I have data with a binary outcome that I would like to model allowing for misclassification in the outcome. I have no validation data and no idea what the actual misclassification rate might be.

A very brief search turned up a paper by Liu and Zhang (http://doi.org/10.1007/s41237-017-0031-y) and the accompanying R package logistic4p.

So I’ve been trying to implement that model in Stan, to play with it and see if it helps me.

I am neither mathematician nor computer scientist. I do not really understand the Stan language (yet), and do most of my modelling through brms.

So I am looking for advice on implementing the model, and extending it if possible.

I have managed to create a model that (sort of) works, and gives parameter estimates similar to the logistic4p model in the logistic4p::nlsy example data. (See below for model and R script to compare with logistic4p.)

But there are problems.

I run 8 chains; only 7 complete. The other gives the error:

[1] “Error in sampler$call_sampler(args_list[[i]]) : "

[2] " c++ exception (unknown reason)”

error occurred during calling the sampler; sampling not done

I have no idea what this error means, or how to fix it.

I am also getting messages about initial values being rejected. I think I don’t know how to implement constraints on parameters properly.

Model so far has no multilevel structure, but my real data does.

Ultimately, I would like the misclassification rates to depend on cluster-level variables (and my wife wants a horse).

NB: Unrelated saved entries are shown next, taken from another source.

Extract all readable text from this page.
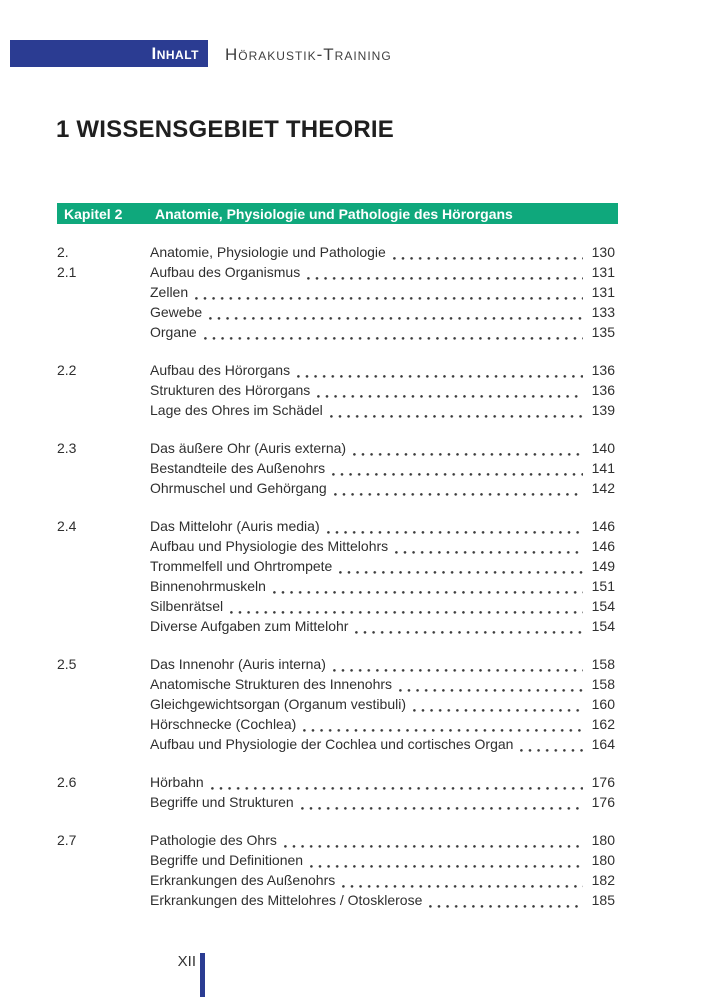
Inhalt Hörakustik-Training
1 WISSENSGEBIET THEORIE
Kapitel 2	Anatomie, Physiologie und Pathologie des Hörorgans
2.	Anatomie, Physiologie und Pathologie	130
2.1	Aufbau des Organismus	131
Zellen	131
Gewebe	133
Organe	135
2.2	Aufbau des Hörorgans	136
Strukturen des Hörorgans	136
Lage des Ohres im Schädel	139
2.3	Das äußere Ohr (Auris externa)	140
Bestandteile des Außenohrs	141
Ohrmuschel und Gehörgang	142
2.4	Das Mittelohr (Auris media)	146
Aufbau und Physiologie des Mittelohrs	146
Trommelfell und Ohrtrompete	149
Binnenohrmuskeln	151
Silbenrätsel	154
Diverse Aufgaben zum Mittelohr	154
2.5	Das Innenohr (Auris interna)	158
Anatomische Strukturen des Innenohrs	158
Gleichgewichtsorgan (Organum vestibuli)	160
Hörschnecke (Cochlea)	162
Aufbau und Physiologie der Cochlea und cortisches Organ	164
2.6	Hörbahn	176
Begriffe und Strukturen	176
2.7	Pathologie des Ohrs	180
Begriffe und Definitionen	180
Erkrankungen des Außenohrs	182
Erkrankungen des Mittelohres / Otosklerose	185
XII
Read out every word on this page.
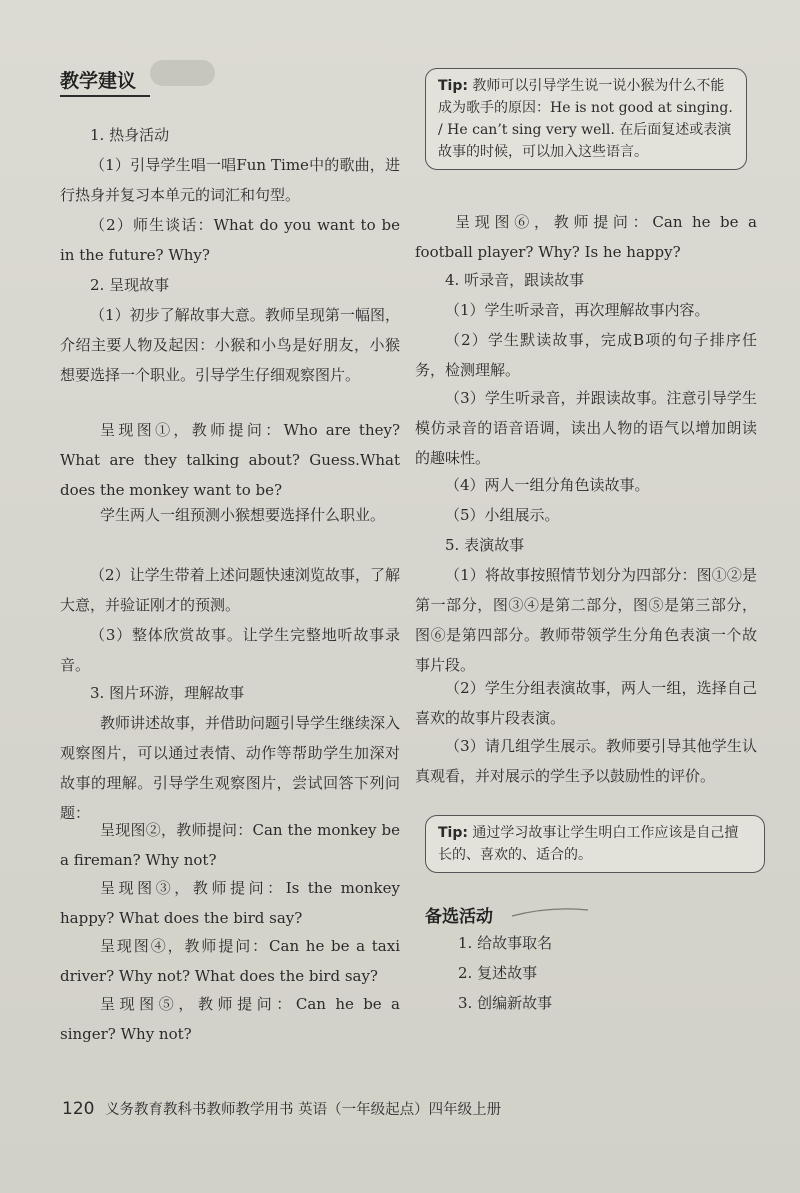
教学建议

1. 热身活动

（1）引导学生唱一唱Fun Time中的歌曲，进行热身并复习本单元的词汇和句型。

（2）师生谈话：What do you want to be in the future? Why?

2. 呈现故事

（1）初步了解故事大意。教师呈现第一幅图，介绍主要人物及起因：小猴和小鸟是好朋友，小猴想要选择一个职业。引导学生仔细观察图片。

呈现图①，教师提问：Who are they? What are they talking about? Guess.What does the monkey want to be?

学生两人一组预测小猴想要选择什么职业。

（2）让学生带着上述问题快速浏览故事，了解大意，并验证刚才的预测。

（3）整体欣赏故事。让学生完整地听故事录音。

3. 图片环游，理解故事

教师讲述故事，并借助问题引导学生继续深入观察图片，可以通过表情、动作等帮助学生加深对故事的理解。引导学生观察图片，尝试回答下列问题：

呈现图②，教师提问：Can the monkey be a fireman? Why not?

呈现图③，教师提问：Is the monkey happy? What does the bird say?

呈现图④，教师提问：Can he be a taxi driver? Why not? What does the bird say?

呈现图⑤，教师提问：Can he be a singer? Why not?

Tip: 教师可以引导学生说一说小猴为什么不能成为歌手的原因：He is not good at singing. / He can’t sing very well. 在后面复述或表演故事的时候，可以加入这些语言。

呈现图⑥，教师提问：Can he be a football player? Why? Is he happy?

4. 听录音，跟读故事

（1）学生听录音，再次理解故事内容。

（2）学生默读故事，完成B项的句子排序任务，检测理解。

（3）学生听录音，并跟读故事。注意引导学生模仿录音的语音语调，读出人物的语气以增加朗读的趣味性。

（4）两人一组分角色读故事。

（5）小组展示。

5. 表演故事

（1）将故事按照情节划分为四部分：图①②是第一部分，图③④是第二部分，图⑤是第三部分，图⑥是第四部分。教师带领学生分角色表演一个故事片段。

（2）学生分组表演故事，两人一组，选择自己喜欢的故事片段表演。

（3）请几组学生展示。教师要引导其他学生认真观看，并对展示的学生予以鼓励性的评价。

Tip: 通过学习故事让学生明白工作应该是自己擅长的、喜欢的、适合的。
备选活动
1. 给故事取名
2. 复述故事
3. 创编新故事
120 义务教育教科书教师教学用书 英语（一年级起点）四年级上册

If anyone can help with this model, or direct me to a better model for this purpose, I will be grateful.

Thanks

Tim

===== Stan model =====

functions {

}

data {

int<lower=1> N; // total number of observations

int Y[N]; // response variable

int<lower=1> K; // number of population-level effects

matrix[N, K] X; // population-level design matrix

}

transformed data {

}

parameters {

vector[K] b; // population-level effects

real<lower=0.0, upper=1.0> FP; // false positive

// real<lower=0.0, upper=1.0> FN; // false negative

real<lower=0.0, upper=1.0> r2;

}

transformed parameters {

// vector[N] nu = Xc * b + temp_Intercept;

// vector[N] F = inv_logit(nu);

real<lower=0.0, upper=1.0> FN = r2 - FP; // if I use (1 - FP - FN) in following line, then b parameters are very poorly estimated (Neff = 4, Rhat > 20, after 40000 iterations)

vector[N] mu = logit(FP + (1 - r2)*inv_logit(X * b));
// vector[N] mu=X*b;

}

model {

FP ~ normal(0, .5);

r2 ~ normal(0, .5);

b ~ normal(0, 1);

Y ~ bernoulli_logit(mu); // model

}

generated quantities {

}

===== Script to compare with logistic4p =====

library(logistic4p)

library(rstan)

options(mc.cores=parallel::detectCores())

data(nlsy)

y=nlsy[, 1]

x=nlsy[,-1]

modl=logistic4p(x,y, model=‘fp.fn’)

dta = list()

dta$Y=nlsy[,1]

dta$X= model.matrix(marijuana ~ gender + smoke + residence + peer, data=nlsy)

dta$N = nrow(dta$X)

dta$K = ncol(dta$X)

set.seed(20180405)

mdl = stan(“mdl.stan”, iter=100, chains=8, data=dta)

modl

print(mdl, pars=“mu”, include=FALSE, digits_summary=4)